Our approach for quantifying tendencies of transcription factor binding sites to co-occur is based on a binding site scoring function which incorporates dependencies between positions, the use of information about the structural class of each transcription factor (major/minor groove binder), and also considered the possible implications of varying GC content of the sequences. Significant tendencies (dependencies) have been detected by non-parametric statistical methodology (permutation tests). Evaluation of obtained results has been performed in several ways: reports from literature (many of the significant dependencies between transcription factors have previously been confirmed experimentally); dependencies between transcription factors are not biased due to similarities in their DNA-binding sites; the number of dependent transcription factors that belong to the same functional and structural class is significantly higher than would be expected by chance; supporting evidence from GO clustering of targeting genes. Based on dependencies between two transcription factor binding sites (second-order dependencies), it is possible to construct higher-order dependencies (networks).

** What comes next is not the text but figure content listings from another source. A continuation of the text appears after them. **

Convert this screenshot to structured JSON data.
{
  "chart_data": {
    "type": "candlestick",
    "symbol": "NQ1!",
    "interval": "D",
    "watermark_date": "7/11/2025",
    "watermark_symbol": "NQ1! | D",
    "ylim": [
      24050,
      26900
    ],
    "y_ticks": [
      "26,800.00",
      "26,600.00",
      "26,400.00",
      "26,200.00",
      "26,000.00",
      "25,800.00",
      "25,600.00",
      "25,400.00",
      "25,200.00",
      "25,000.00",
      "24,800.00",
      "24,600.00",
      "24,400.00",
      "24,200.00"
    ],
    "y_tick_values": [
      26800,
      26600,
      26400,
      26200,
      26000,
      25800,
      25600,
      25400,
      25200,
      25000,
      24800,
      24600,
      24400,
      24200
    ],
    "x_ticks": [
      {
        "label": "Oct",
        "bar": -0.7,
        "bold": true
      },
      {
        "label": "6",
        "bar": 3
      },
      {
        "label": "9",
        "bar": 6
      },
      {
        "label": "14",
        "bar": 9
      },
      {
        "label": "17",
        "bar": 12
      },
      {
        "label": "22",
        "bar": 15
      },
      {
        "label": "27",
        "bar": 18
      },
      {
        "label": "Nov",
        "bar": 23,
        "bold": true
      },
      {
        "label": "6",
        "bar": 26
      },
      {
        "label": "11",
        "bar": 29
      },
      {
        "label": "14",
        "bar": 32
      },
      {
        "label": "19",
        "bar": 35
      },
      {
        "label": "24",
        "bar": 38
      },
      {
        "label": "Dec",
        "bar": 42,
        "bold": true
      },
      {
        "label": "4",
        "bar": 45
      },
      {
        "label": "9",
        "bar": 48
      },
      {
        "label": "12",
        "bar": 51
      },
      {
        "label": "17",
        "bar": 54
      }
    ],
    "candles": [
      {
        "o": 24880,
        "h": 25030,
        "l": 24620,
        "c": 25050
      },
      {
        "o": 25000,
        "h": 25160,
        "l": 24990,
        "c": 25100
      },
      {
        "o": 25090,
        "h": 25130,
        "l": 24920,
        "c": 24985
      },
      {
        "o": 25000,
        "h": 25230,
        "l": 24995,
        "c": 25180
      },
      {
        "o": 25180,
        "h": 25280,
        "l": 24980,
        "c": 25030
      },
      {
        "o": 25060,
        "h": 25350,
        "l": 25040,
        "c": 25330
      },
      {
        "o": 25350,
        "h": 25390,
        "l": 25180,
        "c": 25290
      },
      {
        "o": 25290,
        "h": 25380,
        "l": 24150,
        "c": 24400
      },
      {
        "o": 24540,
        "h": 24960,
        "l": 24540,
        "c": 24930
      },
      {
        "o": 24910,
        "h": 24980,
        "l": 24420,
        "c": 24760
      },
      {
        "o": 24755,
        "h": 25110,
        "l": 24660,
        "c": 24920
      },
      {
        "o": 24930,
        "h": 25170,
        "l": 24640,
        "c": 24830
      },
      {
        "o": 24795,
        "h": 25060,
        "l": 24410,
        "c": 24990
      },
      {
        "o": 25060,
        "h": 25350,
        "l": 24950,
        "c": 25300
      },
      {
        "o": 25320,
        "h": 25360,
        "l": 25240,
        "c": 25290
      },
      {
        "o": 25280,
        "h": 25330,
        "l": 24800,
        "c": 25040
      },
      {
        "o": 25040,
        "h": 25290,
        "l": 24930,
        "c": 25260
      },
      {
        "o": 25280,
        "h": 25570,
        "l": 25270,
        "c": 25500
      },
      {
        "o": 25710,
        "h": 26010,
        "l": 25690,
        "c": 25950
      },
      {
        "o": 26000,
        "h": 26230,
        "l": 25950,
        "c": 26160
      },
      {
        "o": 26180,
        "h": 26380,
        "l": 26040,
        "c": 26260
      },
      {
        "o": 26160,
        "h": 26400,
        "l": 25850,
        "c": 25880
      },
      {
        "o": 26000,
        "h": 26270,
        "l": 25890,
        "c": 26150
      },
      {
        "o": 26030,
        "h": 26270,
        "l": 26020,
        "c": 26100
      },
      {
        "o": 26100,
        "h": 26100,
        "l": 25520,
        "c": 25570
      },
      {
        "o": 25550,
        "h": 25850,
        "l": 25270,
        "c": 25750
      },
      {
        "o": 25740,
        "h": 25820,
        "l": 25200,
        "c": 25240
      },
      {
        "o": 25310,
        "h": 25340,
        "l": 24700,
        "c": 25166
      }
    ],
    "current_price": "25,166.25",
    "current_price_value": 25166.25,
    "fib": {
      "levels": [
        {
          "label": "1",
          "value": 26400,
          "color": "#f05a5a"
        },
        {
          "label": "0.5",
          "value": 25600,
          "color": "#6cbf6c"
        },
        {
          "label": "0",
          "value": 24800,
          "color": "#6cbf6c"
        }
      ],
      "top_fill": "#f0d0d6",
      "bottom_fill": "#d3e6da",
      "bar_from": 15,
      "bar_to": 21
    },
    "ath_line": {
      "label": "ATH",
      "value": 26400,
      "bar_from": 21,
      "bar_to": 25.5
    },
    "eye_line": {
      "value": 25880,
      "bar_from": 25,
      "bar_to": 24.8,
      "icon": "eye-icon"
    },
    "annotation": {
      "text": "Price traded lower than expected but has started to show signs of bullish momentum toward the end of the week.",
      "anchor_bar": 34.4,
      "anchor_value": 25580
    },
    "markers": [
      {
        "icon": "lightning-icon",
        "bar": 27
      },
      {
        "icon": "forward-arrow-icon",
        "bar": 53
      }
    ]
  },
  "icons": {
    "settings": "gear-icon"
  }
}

Moreover results about transcription factor binding sites dependencies can be used for prediction of groups of dependent transcription factors on a given promoter sequence. Our results, as well as a scanning tool for predicting groups of dependent transcription factors binding sites are available on the Internet.
We show that the computational analysis of transcription factor site dependencies is a valuable complement to experimental approaches for discovering transcription regulatory interactions and networks. Scanning promoter sequences with dependent groups of transcription factor binding sites improve the quality of transcription factor predictions.
众所周知,转录因子经常协同作用以调节真核生物中的基因表达。在本文中,我们描述了一种用于分析人类、小鼠和大鼠基因组中转录因子结合位点依赖性的计算方法。
我们用于量化转录因子结合位点共同出现趋势的方法基于一种结合位点评分函数,该函数结合了位置之间的依赖性、每个转录因子的结构类别的信息(大/小沟结合),并考虑了序列中 GC 含量变化的可能影响。通过非参数统计方法(置换检验)检测到显著的趋势(依赖性)。通过多种方式评估获得的结果:文献报告(许多转录因子之间的显著依赖性以前已经通过实验证实);转录因子之间的依赖性不受其 DNA 结合位点相似性的影响;属于相同功能和结构类别的依赖转录因子的数量明显高于随机预期;GO 聚类靶向基因的支持证据。基于两个转录因子结合位点之间的依赖性(二阶依赖性),可以构建更高阶的依赖性(网络)。此外,转录因子结合位点依赖性的结果可用于预测给定启动子序列上依赖的转录因子组。我们的结果以及用于预测依赖转录因子结合位点组的扫描工具可在互联网上获得。
我们表明,转录因子结合位点依赖性的计算分析是发现转录调控相互作用和网络的实验方法的有价值的补充。使用依赖的转录因子结合位点组扫描启动子序列可以提高转录因子预测的质量。